The species was described by Edward Blyth on the basis of an illustration of the bird from Bengal in the collections of Buchanan Hamilton.

== Description ==
The rufous-fronted prinia is a small stocky bird, generally 12 cm long and weighing between 5 and 6 grams. The upper parts are sandy color. The lower parts are off-white. The legs and toes are pink. Remiges and tail feathers are also sandy color. The underside of the tail is creamy white. The head is olive brown, and the bird has a pale eyebrow and a thin red eye circle. The beak is a classic insectivore, thin and slightly curved, and the eyes are reddish-orange.

== Reproduction ==
The nest is made of strips of grass woven together. It is built at one or two meters from the ground. The female generally lays between two and four eggs.

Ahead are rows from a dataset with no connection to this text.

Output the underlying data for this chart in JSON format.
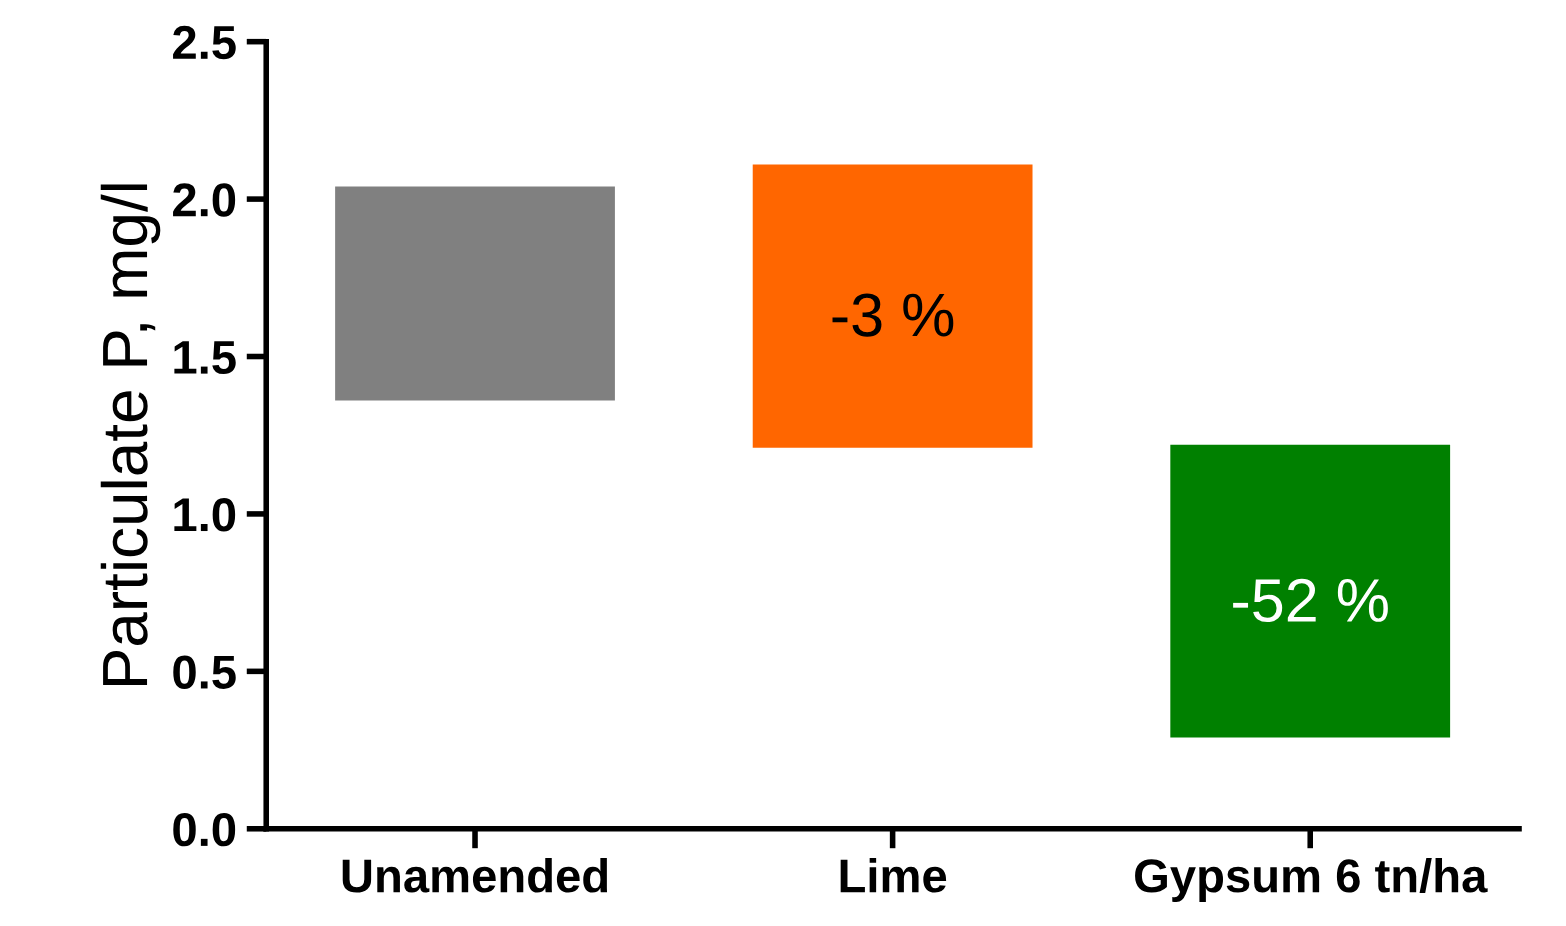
{
  "chart_data": {
    "type": "bar",
    "ylabel": "Particulate P, mg/l",
    "categories": [
      "Unamended",
      "Lime",
      "Gypsum 6 tn/ha"
    ],
    "base": [
      1.36,
      1.21,
      0.29
    ],
    "values": [
      0.68,
      0.9,
      0.93
    ],
    "colors": [
      "#808080",
      "#ff6600",
      "#008000"
    ],
    "ylim": [
      0,
      2.5
    ],
    "yticks": [
      {
        "value": 0,
        "label": "0.0"
      },
      {
        "value": 0.5,
        "label": "0.5"
      },
      {
        "value": 1.0,
        "label": "1.0"
      },
      {
        "value": 1.5,
        "label": "1.5"
      },
      {
        "value": 2.0,
        "label": "2.0"
      },
      {
        "value": 2.5,
        "label": "2.5"
      }
    ],
    "annotations": [
      "-3 %",
      "-52 %"
    ],
    "grid": false,
    "legend": false
  }
}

== Habitat and behavior ==
The rufous-fronted prinia is located in India and Pakistan. The species inhabits subtropical or tropical dry forest. It is also present in rocky areas, artificial land areas and dry open areas with sparse vegetation, such as plains and hills. It sneaks into the vegetation.

It is an insectivorous bird which feeds in the foliage or on the ground. It is a discreet bird that lets itself be approached. It emits a repetitive song from an exposed perch by wagging its tail.

They are mainly resident, migration is limited to local movements in cold weather. Non-breeding birds may form small flocks.

== Conservation status ==
The population is stable, it is considered by the IUCN as "least concern".